With 2015 targeted as the year in which it becomes a single political-security and economic community, ASEAN has become the subject of numerous commentaries.
In a commentary in these pages, for example, Mr Barry Desker (senior Singapore diplomat and former dean of the S. Rajaratnam School of International Studies) asks if ASEAN integration is a growing reality or an aspiration that remains unfulfilled.
Asserting that ASEAN integration remains an illusion, he bemoans the lack of path-breaking measures to realise the goal of a single ASEAN community.
Likewise, Dr Raman Letchumanan (a former ASEAN official), lamenting "the lack of clear, coherent messaging", asserts that "ASEAN must make a concerted effort to convey in specific... terms what it has planned to achieve and how well it is doing".
The goal of an ASEAN community advanced by certain scholars in academia and think-tanks and subsequently embraced by the association's leaders and bureaucrats has become a millstone for ASEAN.

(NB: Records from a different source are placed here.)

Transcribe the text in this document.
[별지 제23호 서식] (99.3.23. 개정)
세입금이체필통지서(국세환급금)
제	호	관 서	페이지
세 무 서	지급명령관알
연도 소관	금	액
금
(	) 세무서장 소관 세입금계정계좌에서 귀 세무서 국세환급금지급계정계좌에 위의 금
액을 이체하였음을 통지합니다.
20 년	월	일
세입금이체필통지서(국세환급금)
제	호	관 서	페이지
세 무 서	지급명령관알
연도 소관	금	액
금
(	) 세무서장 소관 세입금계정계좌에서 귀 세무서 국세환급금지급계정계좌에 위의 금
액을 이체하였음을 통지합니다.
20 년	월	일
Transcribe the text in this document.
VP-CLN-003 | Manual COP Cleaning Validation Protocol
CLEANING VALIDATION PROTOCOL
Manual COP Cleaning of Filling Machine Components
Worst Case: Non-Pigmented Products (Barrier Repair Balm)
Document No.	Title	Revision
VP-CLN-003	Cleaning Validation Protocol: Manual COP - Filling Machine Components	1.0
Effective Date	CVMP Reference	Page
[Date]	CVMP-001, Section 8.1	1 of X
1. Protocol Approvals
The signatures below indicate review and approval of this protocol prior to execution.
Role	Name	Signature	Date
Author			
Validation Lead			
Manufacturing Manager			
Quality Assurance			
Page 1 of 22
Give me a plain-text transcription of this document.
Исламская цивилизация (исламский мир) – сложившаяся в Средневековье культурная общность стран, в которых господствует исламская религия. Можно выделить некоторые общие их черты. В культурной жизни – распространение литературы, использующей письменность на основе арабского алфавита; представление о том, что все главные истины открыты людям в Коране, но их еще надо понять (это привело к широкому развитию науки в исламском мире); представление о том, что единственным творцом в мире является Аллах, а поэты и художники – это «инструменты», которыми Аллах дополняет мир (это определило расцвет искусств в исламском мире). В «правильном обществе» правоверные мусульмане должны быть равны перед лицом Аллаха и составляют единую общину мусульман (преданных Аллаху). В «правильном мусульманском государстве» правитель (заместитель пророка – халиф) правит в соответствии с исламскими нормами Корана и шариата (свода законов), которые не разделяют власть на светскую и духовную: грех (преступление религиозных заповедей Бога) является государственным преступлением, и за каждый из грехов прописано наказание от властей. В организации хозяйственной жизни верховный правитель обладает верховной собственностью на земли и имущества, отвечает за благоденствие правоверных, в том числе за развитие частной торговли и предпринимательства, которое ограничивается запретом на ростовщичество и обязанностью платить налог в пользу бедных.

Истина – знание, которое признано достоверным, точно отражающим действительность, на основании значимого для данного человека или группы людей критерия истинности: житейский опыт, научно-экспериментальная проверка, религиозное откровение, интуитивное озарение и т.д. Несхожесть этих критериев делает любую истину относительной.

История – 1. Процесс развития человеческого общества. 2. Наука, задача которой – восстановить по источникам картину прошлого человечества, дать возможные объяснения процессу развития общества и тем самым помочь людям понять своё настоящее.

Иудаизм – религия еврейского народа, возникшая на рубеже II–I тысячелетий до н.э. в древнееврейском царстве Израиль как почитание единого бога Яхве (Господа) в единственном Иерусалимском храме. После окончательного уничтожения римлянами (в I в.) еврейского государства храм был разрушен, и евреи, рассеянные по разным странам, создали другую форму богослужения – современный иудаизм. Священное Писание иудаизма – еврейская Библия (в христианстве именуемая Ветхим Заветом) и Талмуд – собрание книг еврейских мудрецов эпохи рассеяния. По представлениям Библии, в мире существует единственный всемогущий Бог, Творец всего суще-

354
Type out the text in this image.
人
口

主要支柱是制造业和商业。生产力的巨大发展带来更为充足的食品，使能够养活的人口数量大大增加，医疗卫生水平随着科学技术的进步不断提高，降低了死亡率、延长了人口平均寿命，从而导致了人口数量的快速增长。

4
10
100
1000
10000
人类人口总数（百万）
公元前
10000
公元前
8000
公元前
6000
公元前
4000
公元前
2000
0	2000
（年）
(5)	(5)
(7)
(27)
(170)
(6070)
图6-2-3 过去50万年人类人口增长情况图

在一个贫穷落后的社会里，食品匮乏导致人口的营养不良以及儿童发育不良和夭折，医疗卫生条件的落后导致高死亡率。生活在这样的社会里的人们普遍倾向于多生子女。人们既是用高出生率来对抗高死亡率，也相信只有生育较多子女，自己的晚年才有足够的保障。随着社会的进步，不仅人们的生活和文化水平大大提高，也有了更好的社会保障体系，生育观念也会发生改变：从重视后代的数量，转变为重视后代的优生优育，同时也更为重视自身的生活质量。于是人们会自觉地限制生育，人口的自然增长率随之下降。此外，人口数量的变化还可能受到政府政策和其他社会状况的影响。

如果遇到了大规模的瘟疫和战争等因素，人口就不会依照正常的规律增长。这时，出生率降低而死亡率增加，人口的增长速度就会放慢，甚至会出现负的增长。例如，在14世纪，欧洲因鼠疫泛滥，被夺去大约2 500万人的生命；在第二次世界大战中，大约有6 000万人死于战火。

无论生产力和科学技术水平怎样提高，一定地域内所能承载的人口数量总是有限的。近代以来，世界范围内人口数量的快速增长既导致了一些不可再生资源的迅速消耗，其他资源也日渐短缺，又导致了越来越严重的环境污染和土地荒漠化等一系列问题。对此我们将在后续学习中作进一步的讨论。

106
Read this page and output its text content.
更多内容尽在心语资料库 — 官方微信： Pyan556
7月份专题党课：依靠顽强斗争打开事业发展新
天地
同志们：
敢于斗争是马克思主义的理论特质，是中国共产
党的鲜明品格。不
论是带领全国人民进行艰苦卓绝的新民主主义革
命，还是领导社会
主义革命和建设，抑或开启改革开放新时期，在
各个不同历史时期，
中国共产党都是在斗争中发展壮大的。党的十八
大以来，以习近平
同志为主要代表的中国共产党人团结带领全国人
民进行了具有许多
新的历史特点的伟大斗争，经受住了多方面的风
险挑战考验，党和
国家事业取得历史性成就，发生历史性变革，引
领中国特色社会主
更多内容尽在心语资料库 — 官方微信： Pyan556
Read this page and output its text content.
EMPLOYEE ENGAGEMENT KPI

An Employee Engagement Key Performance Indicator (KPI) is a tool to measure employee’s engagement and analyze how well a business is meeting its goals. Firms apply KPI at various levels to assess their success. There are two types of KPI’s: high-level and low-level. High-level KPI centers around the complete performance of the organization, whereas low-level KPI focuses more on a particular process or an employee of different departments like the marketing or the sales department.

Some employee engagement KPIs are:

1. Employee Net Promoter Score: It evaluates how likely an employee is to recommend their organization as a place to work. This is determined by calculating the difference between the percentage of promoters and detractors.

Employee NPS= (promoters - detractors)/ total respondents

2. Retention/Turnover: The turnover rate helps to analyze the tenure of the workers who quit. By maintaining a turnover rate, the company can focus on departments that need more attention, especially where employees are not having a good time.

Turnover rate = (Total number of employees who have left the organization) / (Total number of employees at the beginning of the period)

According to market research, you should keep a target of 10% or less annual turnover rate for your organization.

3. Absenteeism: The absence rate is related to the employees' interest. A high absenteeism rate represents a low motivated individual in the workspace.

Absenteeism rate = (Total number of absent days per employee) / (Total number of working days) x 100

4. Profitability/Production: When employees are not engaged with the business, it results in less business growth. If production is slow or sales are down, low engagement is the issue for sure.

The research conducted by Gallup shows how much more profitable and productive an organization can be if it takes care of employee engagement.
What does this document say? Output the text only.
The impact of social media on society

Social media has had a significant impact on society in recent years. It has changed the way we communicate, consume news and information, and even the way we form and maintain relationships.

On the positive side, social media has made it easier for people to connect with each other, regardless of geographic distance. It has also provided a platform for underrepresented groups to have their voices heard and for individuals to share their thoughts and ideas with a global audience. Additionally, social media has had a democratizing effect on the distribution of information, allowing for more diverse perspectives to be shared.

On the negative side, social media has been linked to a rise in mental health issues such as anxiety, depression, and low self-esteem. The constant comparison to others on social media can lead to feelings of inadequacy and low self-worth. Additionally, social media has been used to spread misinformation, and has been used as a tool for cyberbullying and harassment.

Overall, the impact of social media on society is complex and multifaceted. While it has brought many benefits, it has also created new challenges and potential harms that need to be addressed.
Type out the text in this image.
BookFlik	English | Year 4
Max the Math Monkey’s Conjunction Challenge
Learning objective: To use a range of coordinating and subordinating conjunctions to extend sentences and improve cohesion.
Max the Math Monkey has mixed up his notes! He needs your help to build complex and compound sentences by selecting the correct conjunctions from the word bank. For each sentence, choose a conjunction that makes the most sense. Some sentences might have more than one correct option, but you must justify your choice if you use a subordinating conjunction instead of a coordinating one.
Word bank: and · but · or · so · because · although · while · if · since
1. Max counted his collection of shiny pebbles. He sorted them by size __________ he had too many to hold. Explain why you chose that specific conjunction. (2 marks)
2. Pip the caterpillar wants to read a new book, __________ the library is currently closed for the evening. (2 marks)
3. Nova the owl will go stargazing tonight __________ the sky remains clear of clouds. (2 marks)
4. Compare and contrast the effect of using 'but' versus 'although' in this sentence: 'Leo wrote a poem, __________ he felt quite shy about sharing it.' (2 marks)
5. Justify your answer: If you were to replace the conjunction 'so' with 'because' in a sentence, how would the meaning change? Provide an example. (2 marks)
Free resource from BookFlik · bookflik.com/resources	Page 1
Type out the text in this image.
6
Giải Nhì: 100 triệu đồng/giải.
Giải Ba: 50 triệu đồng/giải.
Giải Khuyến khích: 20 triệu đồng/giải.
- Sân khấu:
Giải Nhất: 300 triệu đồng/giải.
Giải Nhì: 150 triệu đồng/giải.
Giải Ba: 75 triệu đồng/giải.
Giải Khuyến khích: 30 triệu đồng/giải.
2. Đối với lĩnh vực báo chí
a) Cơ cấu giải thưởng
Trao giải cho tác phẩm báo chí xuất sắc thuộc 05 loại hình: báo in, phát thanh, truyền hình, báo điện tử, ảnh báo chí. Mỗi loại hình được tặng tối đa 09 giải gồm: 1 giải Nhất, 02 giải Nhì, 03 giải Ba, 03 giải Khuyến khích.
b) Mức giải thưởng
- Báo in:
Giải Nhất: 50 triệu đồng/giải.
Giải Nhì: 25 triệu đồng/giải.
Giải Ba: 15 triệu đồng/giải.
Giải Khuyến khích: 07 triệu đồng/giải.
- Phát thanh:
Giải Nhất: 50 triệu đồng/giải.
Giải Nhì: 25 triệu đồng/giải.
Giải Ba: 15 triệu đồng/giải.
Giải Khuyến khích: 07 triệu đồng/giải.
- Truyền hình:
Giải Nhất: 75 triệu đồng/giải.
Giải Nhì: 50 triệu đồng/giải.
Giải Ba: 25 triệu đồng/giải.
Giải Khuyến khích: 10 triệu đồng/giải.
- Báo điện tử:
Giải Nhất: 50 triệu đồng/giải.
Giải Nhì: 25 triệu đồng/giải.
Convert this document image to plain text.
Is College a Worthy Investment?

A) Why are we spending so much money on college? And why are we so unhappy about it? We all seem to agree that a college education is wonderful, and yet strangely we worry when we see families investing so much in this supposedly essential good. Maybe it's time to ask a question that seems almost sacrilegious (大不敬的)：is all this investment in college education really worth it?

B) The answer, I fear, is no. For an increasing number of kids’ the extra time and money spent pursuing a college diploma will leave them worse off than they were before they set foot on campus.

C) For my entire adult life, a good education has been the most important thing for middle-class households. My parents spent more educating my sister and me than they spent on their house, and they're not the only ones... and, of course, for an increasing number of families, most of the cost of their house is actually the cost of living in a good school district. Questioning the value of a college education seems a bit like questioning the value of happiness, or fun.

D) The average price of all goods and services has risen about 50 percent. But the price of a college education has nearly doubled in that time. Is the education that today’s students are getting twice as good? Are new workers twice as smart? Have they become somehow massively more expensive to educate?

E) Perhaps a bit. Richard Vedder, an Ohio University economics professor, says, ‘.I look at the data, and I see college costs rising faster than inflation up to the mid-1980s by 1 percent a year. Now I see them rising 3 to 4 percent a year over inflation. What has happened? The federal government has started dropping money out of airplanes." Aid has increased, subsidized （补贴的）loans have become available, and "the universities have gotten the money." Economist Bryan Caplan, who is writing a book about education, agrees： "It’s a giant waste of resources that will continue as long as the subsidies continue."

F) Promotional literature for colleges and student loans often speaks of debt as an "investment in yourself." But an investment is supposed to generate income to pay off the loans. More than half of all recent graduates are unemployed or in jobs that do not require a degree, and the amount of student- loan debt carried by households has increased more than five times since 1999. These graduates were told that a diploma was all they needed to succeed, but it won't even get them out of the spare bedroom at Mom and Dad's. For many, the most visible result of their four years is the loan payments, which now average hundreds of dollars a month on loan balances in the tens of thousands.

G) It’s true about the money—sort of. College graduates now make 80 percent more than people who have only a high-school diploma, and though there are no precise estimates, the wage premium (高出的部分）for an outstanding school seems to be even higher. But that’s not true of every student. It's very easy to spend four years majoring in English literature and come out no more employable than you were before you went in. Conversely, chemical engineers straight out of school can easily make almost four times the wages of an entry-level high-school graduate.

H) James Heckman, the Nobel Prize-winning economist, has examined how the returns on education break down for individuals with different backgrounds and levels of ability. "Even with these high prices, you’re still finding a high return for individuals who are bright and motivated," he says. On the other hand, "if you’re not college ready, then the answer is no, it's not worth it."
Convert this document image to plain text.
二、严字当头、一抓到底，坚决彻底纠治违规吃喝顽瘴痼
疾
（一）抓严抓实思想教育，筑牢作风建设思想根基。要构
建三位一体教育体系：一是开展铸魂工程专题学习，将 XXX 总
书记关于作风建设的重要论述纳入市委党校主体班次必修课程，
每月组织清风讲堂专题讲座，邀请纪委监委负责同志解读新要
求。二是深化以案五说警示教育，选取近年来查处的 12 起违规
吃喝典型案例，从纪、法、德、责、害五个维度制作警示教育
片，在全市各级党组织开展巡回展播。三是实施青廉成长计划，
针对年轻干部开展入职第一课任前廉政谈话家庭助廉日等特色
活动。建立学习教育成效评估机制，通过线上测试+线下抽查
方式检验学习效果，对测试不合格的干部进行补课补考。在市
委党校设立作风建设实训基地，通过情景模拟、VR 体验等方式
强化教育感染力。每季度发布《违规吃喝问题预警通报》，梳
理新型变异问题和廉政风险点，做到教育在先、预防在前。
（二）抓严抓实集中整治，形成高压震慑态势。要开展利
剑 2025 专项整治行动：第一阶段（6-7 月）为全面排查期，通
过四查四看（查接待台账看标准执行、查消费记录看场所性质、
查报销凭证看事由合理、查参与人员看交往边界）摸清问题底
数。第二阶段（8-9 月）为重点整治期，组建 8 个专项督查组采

The grouping's success is now increasingly measured in terms of progress made or the lack of progress in realising its self-declared objectives of becoming a single community by this year in the economic, political-security and socio-cultural domains.
Despite pro-community public pronouncements by political leaders and bureaucrats at the regional and national levels, and the papering over of shortfalls and important national differences on some key issues, ASEAN is unlikely to become a single community (in the real meaning of that term) any time soon.
In my view, it is preferable for ASEAN integration and community building to remain ongoing long-term aspirations that may or may not be fulfilled in the decades to come.
ASEAN should rid itself of straitjacketing objectives like becoming a single community by a certain date and focus its limited resources and attention on strengthening its capacity and effectiveness in immediately relevant roles.
"Community" implies a body politic that shares a common history, culture, sense of belonging and identity, willingness to live together in harmony under a common political-legal framework, and belief in a shared destiny.
A community usually has a central authority that can make binding decisions for all its peoples. Clearly ASEAN is far from this definition and it is unclear if it will ever become such a community.
Losing touch with reality?
Some may argue that ASEAN envisions a more limited community. Based on the three-pillared ASEAN community chartered in ASEAN documents, the grouping envisions integration and community building which, in several cases, seeks to go beyond the nation-state.
The purpose or goal of the ASEAN Economic Community (AEC) to be achieved by this year, for example, is for "the AEC (to) transform ASEAN into a region with free movement of goods, services, investments, skilled labour and freer movement of capital".
Even if one were to accept the idea of a more limited community (whatever that means), the key point is that ASEAN appears unlikely to meet its self-declared objectives within the stipulated time frame.
In formulating ASEAN community-building objectives, it appears that political leaders, officials and regionally minded scholars have lost touch with reality, arising from the fact that all ASEAN countries, with the exception of Thailand, became independent countries only in the post-World War II period.
Most are still engaged in contested processes of making national communities and states. Nation-making is a long and unending conflict-prone process.
Several ASEAN countries confront challenges from so-called minorities that demand redefinition of the nation, greater devolution of state power or separate nation-states. Likewise, state-making in many ASEAN countries faces challenges.
Most states in South-east Asia do not command monopoly over the legitimate use of violence within their territorial boundaries and authority is not centralised in the state. Further, political systems in many ASEAN countries are in the midst of contestation and change, at times through violent means.
Suffering challenges and contestations at home and abroad, "national" leaders' priority has continued to be making preferred national communities and states, as well as preserving their own hold on political power.
Regional integration and community-building not only will be lower priority but also may not be feasible despite the ambitions of certain regionally minded political leaders, officials and scholars.